Officials in India's West Bengal state said Sunday that 997 people had died in flooding over the past three weeks. At least 45 people have been killed in neighboring Bangladesh. Some 20 million people are either marooned by rising waters or have been driven from their homes.
''The waters started rising after midnight on Saturday and soon it submerged our house,'' Sobha, a 25-year-old woman who uses one name, said after fleeing her home in Maslanpur to the nearby village of Nakpul.
In Bangladesh, flood waters gushed to new areas and rains lashed the region due to a low pressure system building up in the Bay of Bengal and heading toward Bangladesh's southern coast, the Meteorological Office in Dhaka said in a statement.
In India, the water level has receded in and around Calcutta, but thousands of villagers scrambled for relief boats in other regions after the flooding in the Ichamati and Jamuna rivers, relief officials said. Many more remained stranded in their flooded villages for lack of boats.
Boats are scarce in this farming region, where such deadly floods are rare. Desperate people spent most of their savings to pay boatmen and move to safer places.
The region is home to at least 40,000 people affected by the flood waters that washed away mud-and-thatch huts, roads, small bridges and standing rice crops in fields.
Mohammad Abu Gazi said he paid two weeks' worth of earnings, around $7, to a boatman to ferry himself, his wife, a two-year-old nephew and three goats to Nakpul, a small trading center.
''Saving my family is more important than having the money.
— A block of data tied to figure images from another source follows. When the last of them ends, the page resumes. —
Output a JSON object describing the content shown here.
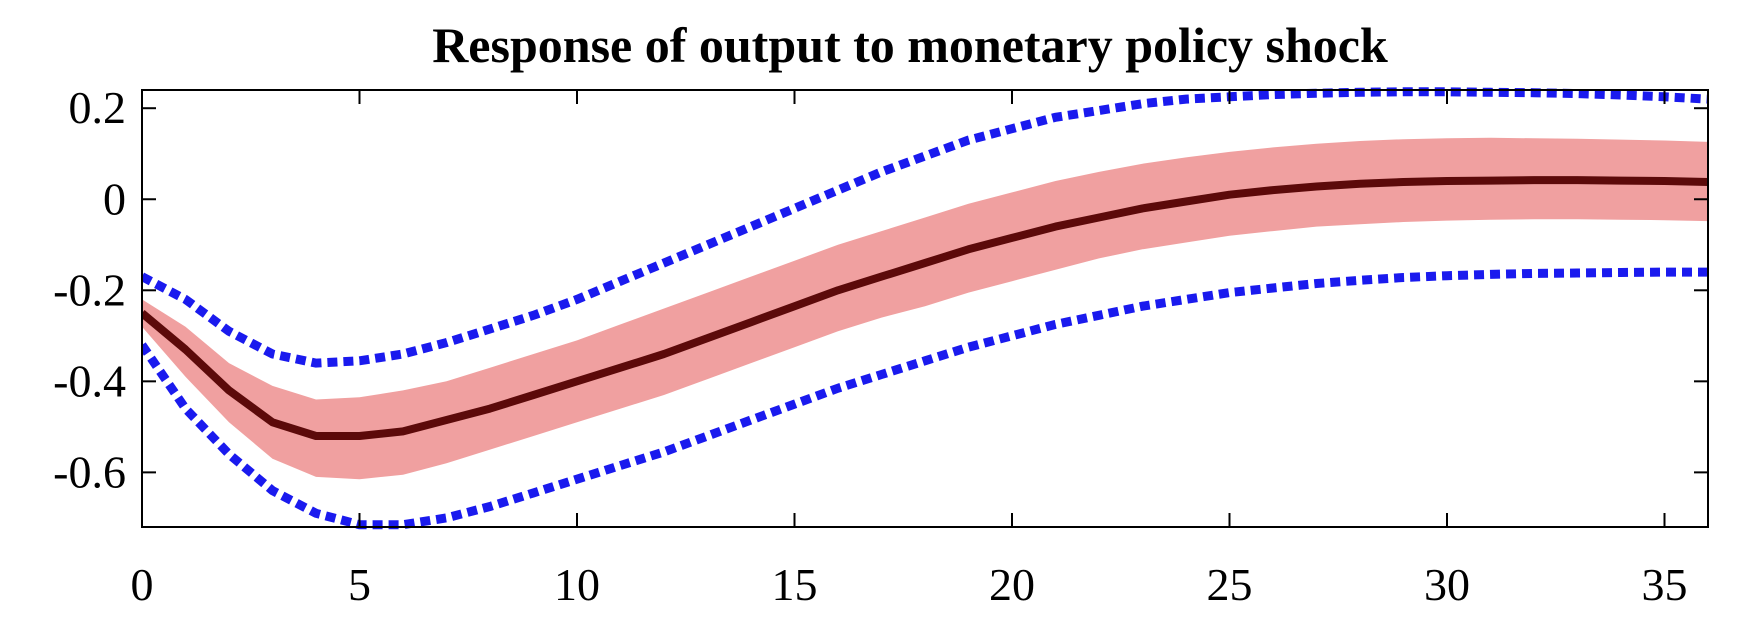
{
  "chart_data": {
    "type": "line",
    "title": "Response of output to monetary policy shock",
    "xlabel": "",
    "ylabel": "",
    "xlim": [
      0,
      36
    ],
    "ylim": [
      -0.72,
      0.24
    ],
    "x_ticks": [
      0,
      5,
      10,
      15,
      20,
      25,
      30,
      35
    ],
    "y_ticks": [
      0.2,
      0,
      -0.2,
      -0.4,
      -0.6
    ],
    "y_tick_labels": [
      "0.2",
      "0",
      "-0.2",
      "-0.4",
      "-0.6"
    ],
    "grid": false,
    "x": [
      0,
      1,
      2,
      3,
      4,
      5,
      6,
      7,
      8,
      9,
      10,
      11,
      12,
      13,
      14,
      15,
      16,
      17,
      18,
      19,
      20,
      21,
      22,
      23,
      24,
      25,
      26,
      27,
      28,
      29,
      30,
      31,
      32,
      33,
      34,
      35,
      36
    ],
    "series": [
      {
        "role": "median",
        "color": "#5c0a0a",
        "values": [
          -0.25,
          -0.33,
          -0.42,
          -0.49,
          -0.52,
          -0.52,
          -0.51,
          -0.485,
          -0.46,
          -0.43,
          -0.4,
          -0.37,
          -0.34,
          -0.305,
          -0.27,
          -0.235,
          -0.2,
          -0.17,
          -0.14,
          -0.11,
          -0.085,
          -0.06,
          -0.04,
          -0.02,
          -0.005,
          0.01,
          0.02,
          0.028,
          0.034,
          0.038,
          0.04,
          0.041,
          0.042,
          0.042,
          0.041,
          0.04,
          0.038
        ]
      },
      {
        "role": "inner-band-upper",
        "color": "#f0a0a0",
        "values": [
          -0.22,
          -0.28,
          -0.36,
          -0.41,
          -0.44,
          -0.435,
          -0.42,
          -0.4,
          -0.37,
          -0.34,
          -0.31,
          -0.275,
          -0.24,
          -0.205,
          -0.17,
          -0.135,
          -0.1,
          -0.07,
          -0.04,
          -0.01,
          0.015,
          0.04,
          0.06,
          0.078,
          0.092,
          0.104,
          0.114,
          0.122,
          0.128,
          0.132,
          0.134,
          0.135,
          0.134,
          0.133,
          0.131,
          0.129,
          0.126
        ]
      },
      {
        "role": "inner-band-lower",
        "color": "#f0a0a0",
        "values": [
          -0.28,
          -0.39,
          -0.49,
          -0.57,
          -0.61,
          -0.615,
          -0.605,
          -0.58,
          -0.55,
          -0.52,
          -0.49,
          -0.46,
          -0.43,
          -0.395,
          -0.36,
          -0.325,
          -0.29,
          -0.26,
          -0.235,
          -0.205,
          -0.18,
          -0.155,
          -0.13,
          -0.11,
          -0.095,
          -0.08,
          -0.07,
          -0.06,
          -0.055,
          -0.05,
          -0.047,
          -0.045,
          -0.044,
          -0.044,
          -0.045,
          -0.046,
          -0.048
        ]
      },
      {
        "role": "outer-band-upper",
        "color": "#1a1aee",
        "values": [
          -0.17,
          -0.22,
          -0.29,
          -0.34,
          -0.36,
          -0.355,
          -0.34,
          -0.315,
          -0.285,
          -0.255,
          -0.22,
          -0.18,
          -0.14,
          -0.1,
          -0.06,
          -0.02,
          0.02,
          0.06,
          0.095,
          0.13,
          0.155,
          0.18,
          0.195,
          0.21,
          0.22,
          0.225,
          0.23,
          0.233,
          0.235,
          0.236,
          0.236,
          0.235,
          0.234,
          0.232,
          0.229,
          0.225,
          0.22
        ]
      },
      {
        "role": "outer-band-lower",
        "color": "#1a1aee",
        "values": [
          -0.32,
          -0.46,
          -0.56,
          -0.64,
          -0.69,
          -0.715,
          -0.715,
          -0.7,
          -0.675,
          -0.645,
          -0.615,
          -0.585,
          -0.555,
          -0.52,
          -0.485,
          -0.45,
          -0.415,
          -0.385,
          -0.355,
          -0.325,
          -0.3,
          -0.275,
          -0.255,
          -0.235,
          -0.22,
          -0.205,
          -0.195,
          -0.185,
          -0.178,
          -0.172,
          -0.168,
          -0.165,
          -0.163,
          -0.162,
          -0.161,
          -0.16,
          -0.16
        ]
      }
    ]
  }
}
We must live first,'' said Gazi. He later joined a group of about 1,000 men, women and children, who rushed to get into a relief truck ferrying flood victims to relief camps a few miles away.
Many of the homeless have gathered on open ground along the 60-mile highway that connects Calcutta with the Bangladeshi border town of Benapole, also under flood water.
''The number of homeless people is increasing by the hour. There are reports that the water may rise further in next 48 hours, relief worker Krishna Roy Chowdhury told The Associated Press. Chowdhury stood on the platform of the Maslanpur railroad station, which has been occupied by thousands of flood victims.
On the tracks, a 10-car train stood overcrowded with homeless people, desperate to leave to safety.
Passenger bus services between Bangladesh and India have been suspended. Thousands of homeless people, carrying their belongings and escorting cattle, milled on the highway that is also under threat of being flooded.